I wish.  Although "the docs" (a comment at the top of FileStorage.py) say:

# A data record consists of
#
...

#   - 8-byte serial, which is a type stamp that matches the
#     transaction timestamp.

that isn't true (apart from just s/type stamp/timestamp/).  I'm not sure
what the full truth is.  The only exception I know about is noted in a
comment later on, inside _commitVersion():

            # If we are aborting, the serialno in the new data
            # record should be the same as the serialno in the last
            # non-version data record.
            # XXX This might be the only time that the serialno
            # of a data record does not match the transaction id.

This is why everyone except you hates versions <wink -- but they do grossly
complicate code all over the place>.

...
> Usually, reading the index makes a heuristic check whether the index
> matches the storage. I had the impression that the check is quite
> reliable -- but a heuristic may err ;-)

I never looked at that code before -- I believe you're talking about
FileStorage._sane().  If so, it's not doing what it says it's doing ("Sanity
check saved index data by reading the last undone trans"), but is checking
some of the data records in the last transactions that have *not* been
undone.  It checks to see that the "administrative overhead" (glue) fields
in the .fs file look reasonable in the last transactions ... and verifies
that the .index file's ideas of the offsets to the current revisions of some
of the last data objects committed matches their actual file offsets.

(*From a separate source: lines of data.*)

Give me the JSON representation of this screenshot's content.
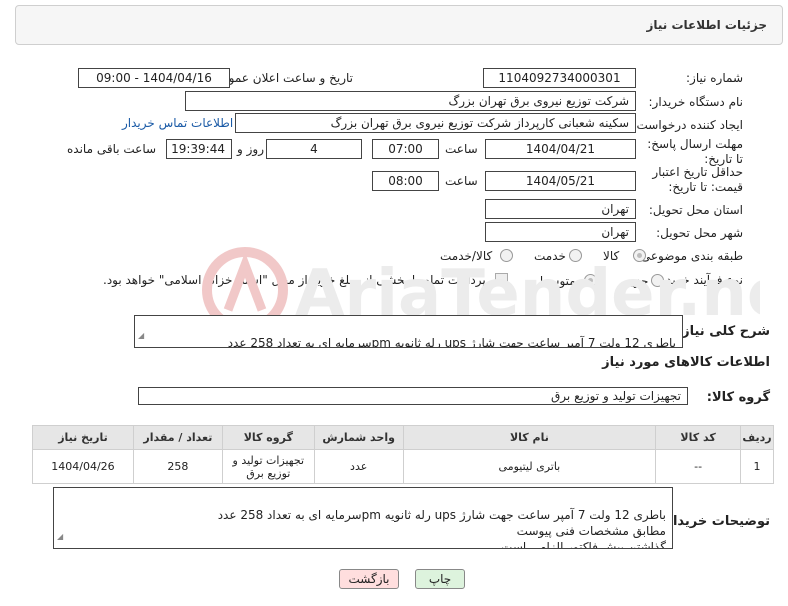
{
  "panel": {
    "title": "جزئیات اطلاعات نیاز"
  },
  "fields": {
    "need_number_label": "شماره نیاز:",
    "need_number": "1104092734000301",
    "announce_label": "تاریخ و ساعت اعلان عمومی:",
    "announce_value": "1404/04/16 - 09:00",
    "buyer_org_label": "نام دستگاه خریدار:",
    "buyer_org": "شرکت توزیع نیروی برق تهران بزرگ",
    "creator_label": "ایجاد کننده درخواست:",
    "creator": "سکینه شعبانی کارپرداز شرکت توزیع نیروی برق تهران بزرگ",
    "contact_link": "اطلاعات تماس خریدار",
    "deadline_label": "مهلت ارسال پاسخ: تا تاریخ:",
    "deadline_date": "1404/04/21",
    "hour_label": "ساعت",
    "deadline_time": "07:00",
    "days_value": "4",
    "days_label": "روز و",
    "remaining_time": "19:39:44",
    "remaining_label": "ساعت باقی مانده",
    "price_validity_label": "حداقل تاریخ اعتبار قیمت: تا تاریخ:",
    "price_validity_date": "1404/05/21",
    "price_validity_time": "08:00",
    "province_label": "استان محل تحویل:",
    "province": "تهران",
    "city_label": "شهر محل تحویل:",
    "city": "تهران",
    "category_label": "طبقه بندی موضوعی:",
    "category_options": [
      "کالا",
      "خدمت",
      "کالا/خدمت"
    ],
    "process_label": "نوع فرآیند خرید :",
    "process_options": [
      "جزیی",
      "متوسط"
    ],
    "payment_note": "پرداخت تمام یا بخشی از مبلغ خرید،از محل \"اسناد خزانه اسلامی\" خواهد بود."
  },
  "description": {
    "label": "شرح کلی نیاز:",
    "text": "باطری 12 ولت 7 آمپر ساعت جهت شارژ ups رله ثانویه pmسرمایه ای به تعداد 258 عدد"
  },
  "goods_section": {
    "title": "اطلاعات کالاهای مورد نیاز",
    "group_label": "گروه کالا:",
    "group_value": "تجهیزات تولید و توزیع برق"
  },
  "table": {
    "headers": [
      "ردیف",
      "کد کالا",
      "نام کالا",
      "واحد شمارش",
      "گروه کالا",
      "تعداد / مقدار",
      "تاریخ نیاز"
    ],
    "rows": [
      [
        "1",
        "--",
        "باتری لیتیومی",
        "عدد",
        "تجهیزات تولید و توزیع برق",
        "258",
        "1404/04/26"
      ]
    ]
  },
  "buyer_notes": {
    "label": "توضیحات خریدار:",
    "text": "باطری 12 ولت 7 آمپر ساعت جهت شارژ ups رله ثانویه pmسرمایه ای به تعداد 258 عدد\nمطابق مشخصات فنی پیوست\nگذاشتن پیش فاکتور الزامی است"
  },
  "buttons": {
    "print": "چاپ",
    "back": "بازگشت"
  },
  "watermark": {
    "text": "AriaTender.net"
  }
}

> However, the probability that the changes to the storage done by
> packing compromise the match with the index without that the heuristics
> detect it seems very low to me.

Alas, I think the chance is 0 on the nose -- unless the pack didn't remove
anything from the file.  Else the file would have "shifted left" at least
one byte during packing, and the post-pack offset of the last data objects
committed would no longer match their pre-pack offsets.

OTOH, the code checks the offsets on up to 5 objects, and I'm not clear on
why (it seems that checking one object's offset would be sufficient).  So
maybe there's another vulnerability I'm just not seeing.

> Moreover, packing stores a new index file (determined during packing).

Well, it tries to.  The layers of exception-suppression in that code mean we
may never know it if it failed to write a new index file.

>> ....
>> Speaking of the dangers of silent data loss, here's a bit of the code
>> that tries to write an .index file:
>>
>>        try:
>>            try:
>>                os.remove(index_name)
>>            except OSError:
>>                pass
>>            os.rename(tmp_name, index_name)
>>        except: pass
>>
>> So if anything at all goes wrong in this part (insufficient permission,
>> bugs in the code that leave index_name or tmp_name wrong, ...), you
>> won't hear anything about it.

> I hit precisely this code when I recently tried to understand why our
> index files were not written reliably -- and I added at least logging for
> problems (in our Zope sources).

So do you think these broad "except" clauses serve a purpose?  I really wish
people would write comments when they're suppressing exceptions, but too
late here.  I can guess that maybe the innermost try/except is trying to
guard against the case where "the old" index file doesn't currently exist
(although "if os.path.exists(index_name)" is a much better way to ask about
that).  I've got no guess for why we'd want to hide that a renaming
operation failed.

> It turned out that the problem has not been there but in "zdaemon". When
> "zdaemon" shuts down a service, it sends it a SIGTERM, then waits for up
> to "backoff-limit" seconds (10 s by default) for the service to stop and
> sends it a SIGKILL, if it does not. Thus, when writing the index(es) does
> not finish within 10 s, the new index is not installed -- without anyone
> learning about it...
>
> I have a feature request with solution in the collector to give "zdaemon"
> a separate configuration option "shutdown-timeout" to control shutdown
> behaviour. Hopefully, it finds its way into the official Zope sources ;-)

Hey, sign a contributor agreement, and I bet you can have complete control
over absolutely everything in zdaemon <0.5 wink>.